Click above to watch Igugu winning the J&B Met (Grade 1)
(Image : Gold Circle - Footage : SABC3)
J&B MET (Grade 1)
Kenilworth, Turf, 2000m
28 January 2012
Summerhill Stud CEOMike de Kock is a tough man. I’ve known him for a long time, and I’ve never seen him so much as wince in the face of anything, victory or defeat, life or death, love or distress. But Saturday was different. For the first time, for just a moment, in what he described as his most humbling experience, I thought I detected a flicker at the edge of his lips. The great man was searching through his emotions, the words were hard to find. You had to feel for him, as much as you did for Anthony Delpech, who in the end, just crumbled. There are few places quite as lonely as the big race parade when you’re on a hiding to nothing. Here was the Horse of the Year, unbeaten in her last seven, and with the weight of an adoring public heavily on her shoulders. Whatever the knockers and naysayers were chirping, racing fans would have none of it, and far from drifting as one might’ve expected with all that was said about her preparation before the race, when Igugu went to post, her price shortened from 13-10 to well into the red.

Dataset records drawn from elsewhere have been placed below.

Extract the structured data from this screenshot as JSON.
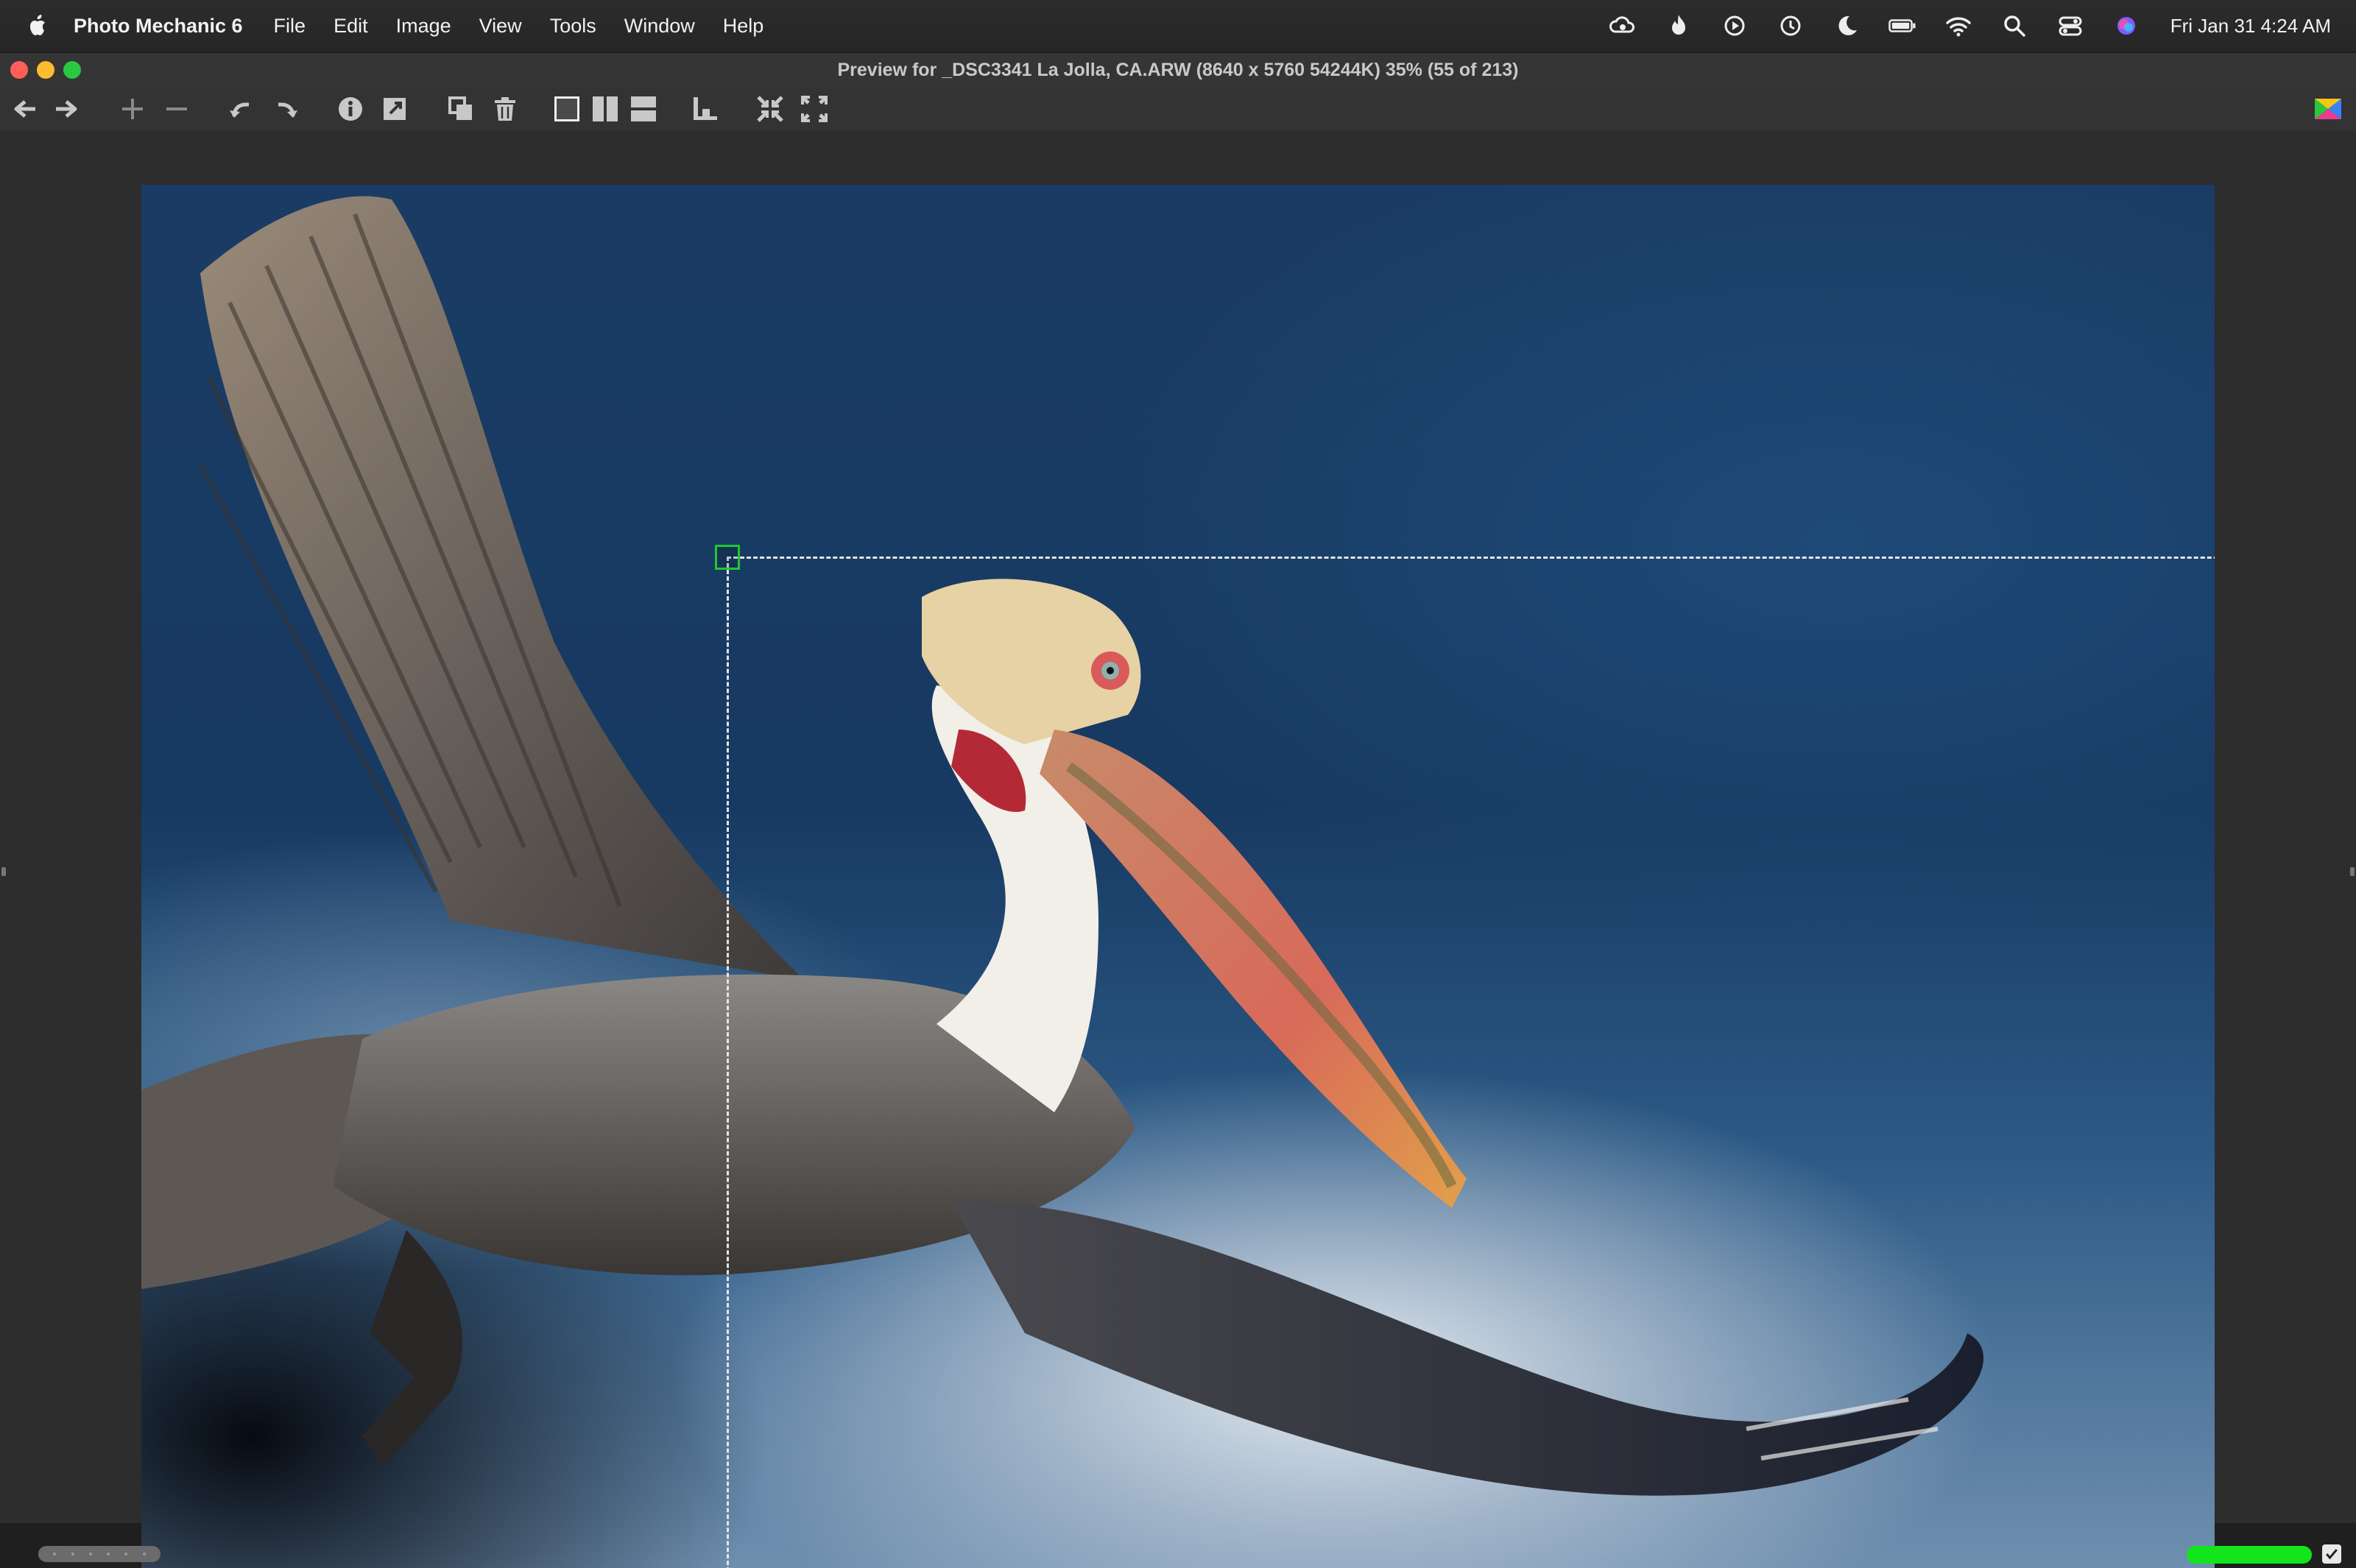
{
  "menubar": {
    "app_name": "Photo Mechanic 6",
    "items": [
      "File",
      "Edit",
      "Image",
      "View",
      "Tools",
      "Window",
      "Help"
    ],
    "clock": "Fri Jan 31  4:24 AM",
    "status_icons": [
      "cloud-sync-icon",
      "flame-icon",
      "play-circle-icon",
      "time-machine-icon",
      "moon-icon",
      "battery-icon",
      "wifi-icon",
      "search-icon",
      "control-center-icon",
      "siri-icon"
    ]
  },
  "window": {
    "title": "Preview for  _DSC3341 La Jolla, CA.ARW (8640 x 5760 54244K) 35% (55 of 213)"
  },
  "toolbar": {
    "buttons": [
      "back-arrow",
      "forward-arrow",
      "zoom-in",
      "zoom-out",
      "rotate-left",
      "rotate-right",
      "info",
      "edit-image",
      "copy",
      "delete",
      "single-view",
      "two-up-vertical",
      "two-up-horizontal",
      "align",
      "fit",
      "expand"
    ]
  },
  "preview": {
    "progress_fraction": 1.0,
    "crop_frame_visible": true,
    "checkbox_checked": true
  },
  "colors": {
    "crop_handle": "#21c732",
    "progress": "#12e51c",
    "close": "#ff5f57",
    "minimize": "#febc2e",
    "maximize": "#28c840"
  }
}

In a big race like the Met, it takes a fortune to move a horse that many points, but that’s what Igugu does to people. It’s as though she knows that the nation expects, and for the whole of the past year, the “real” Igugu has turned up, every time. This time it was different, with everything and the kitchen sink having been thrown at her, and with 200 to go, it was as though she was gone. Sheikh Mohammed and Andre Macdonald’s Igugu turned her head to the right like she was feeling something, the gas wasn’t there, and Delpech’s foot was flat to the boards. From the “400”, the 50,000 in the stands were yelling their lungs out, and for a moment, their guns went silent. In an instant, as though she could feel their disappointment, she picked up her head, thrust it forward and went into overdrive. We’d like to say “and then it was all over”, but that wasn’t the case. She kept her fans on the edge of their seats until the last two strides, but when it mattered most, she was already a half length clear, gesturing to the organisers that if they wanted her back, another 400 metres would be appreciated.
As you can imagine, even without our telephone lines, our emails have been buzzing since Saturday evening. They’ve come from everywhere, and they’ve all come to worship “The Queen”. This was not the only famous victory though, from a lady this weekend. The great Australian mare, Black Caviar, made it 17 from 17, eliciting from one guru of the Australian game, the remark “it’s safe to say we saw the two finest racemares in the world today”. That says it all. How sad for Dubai, she’s not there.
Igugu is not only talented, she has the courage of a lioness, and she’s a timely reminder to South Africans of where we come from. The world is full of unnecessary fear right now, but theirs and the next generation of South Africans from all walks of life, have nothing to be afraid of. We’re in a country, in a region and in a world in the midst of significant change, and we have the opportunity to be part of and to help steer the change. Like Igugu, the challenge for our young people, is to graduate from their schools, colleges and universities, go forth to new lands of conquest, dare yourselves and our society, to see a new and better time, and make our land a new and better land.
Every generation wants to believe their’s is the best of times and the worst of times. Our young people should live boldly. They have nothing to lose, except fear. The J&B Met reminded us of that.